Re: [benchmark] 1% performance overhead of paravirt_ops on nativekernels
From: Linus Torvalds
Date: Tue Jun 09 2009 - 10:55:30 EST
On Tue, 9 Jun 2009, Nick Piggin wrote:
> >
> > And don't get me wrong - I don't like HIGHMEM. I detest the damn thing. I
> > hated having to merge it, and I still hate it. It's a stupid, ugly, and
> > very invasive config option. It's just that it's there to support a
> > stupid, ugly and very annoying fundamental hardware problem.
>
> I was looking forward to be able to get rid of it... unfortunately
> other 32-bit architectures are starting to use it again :(
.. and 32-bit x86 is still not dead, and there are still people who use it
with more than 1G of RAM (ie it's not like it's just purely a "small
embedded cell-phones with Atom" kind of thing that Intel seems to be
pushing for eventually).
> I guess it is not incredibly intrusive for generic mm code. A bit
> of kmap sprinkled around which is actually quite a useful delimiter
> of where pagecache is addressed via its kernel mapping.
>
> Do you hate more the x86 code? Maybe that can be removed?
No, we can't remove the x86 code, and quite frankly, I don't even mind
that. The part I mind is actually the sprinkling of kmap all over. Do a
"git grep kmap fs", and you'll see that there are four times as many
kmap's in filesystem code than there are in mm/.

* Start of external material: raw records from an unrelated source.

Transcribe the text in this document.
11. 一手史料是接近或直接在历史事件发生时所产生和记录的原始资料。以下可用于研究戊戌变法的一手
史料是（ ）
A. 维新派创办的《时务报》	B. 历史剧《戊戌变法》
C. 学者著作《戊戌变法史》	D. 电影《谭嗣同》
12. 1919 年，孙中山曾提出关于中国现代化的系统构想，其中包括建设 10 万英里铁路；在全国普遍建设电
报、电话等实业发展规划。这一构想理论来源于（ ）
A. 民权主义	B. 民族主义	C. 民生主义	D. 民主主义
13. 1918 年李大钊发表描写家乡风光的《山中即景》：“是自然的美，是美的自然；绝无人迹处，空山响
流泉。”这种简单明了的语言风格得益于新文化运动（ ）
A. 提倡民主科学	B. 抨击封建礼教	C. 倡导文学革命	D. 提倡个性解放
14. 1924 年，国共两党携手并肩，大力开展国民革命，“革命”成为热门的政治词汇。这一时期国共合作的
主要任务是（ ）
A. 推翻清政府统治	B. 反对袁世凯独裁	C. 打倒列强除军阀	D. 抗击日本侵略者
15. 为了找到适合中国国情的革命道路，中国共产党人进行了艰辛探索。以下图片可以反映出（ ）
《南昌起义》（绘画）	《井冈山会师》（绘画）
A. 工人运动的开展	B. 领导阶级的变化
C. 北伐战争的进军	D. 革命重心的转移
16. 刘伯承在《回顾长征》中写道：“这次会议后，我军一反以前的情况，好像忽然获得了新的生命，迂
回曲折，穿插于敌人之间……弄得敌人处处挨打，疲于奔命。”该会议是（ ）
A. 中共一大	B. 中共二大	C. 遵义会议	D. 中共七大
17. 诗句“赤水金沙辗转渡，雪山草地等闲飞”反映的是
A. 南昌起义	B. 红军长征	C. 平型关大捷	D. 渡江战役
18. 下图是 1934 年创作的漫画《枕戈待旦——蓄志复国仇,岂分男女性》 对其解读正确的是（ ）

I was benchmarking btrfs on my little EeePC. There, kmap overhead was 25%
of file access time. Part of it is that people have been taught to use
"kmap_atomic()", which is usable under spinlocks and people have been told
that it's "fast". It's not fast. The whole TLB thing is slow as hell.
Oh well. It's sad. But we can't get rid of it.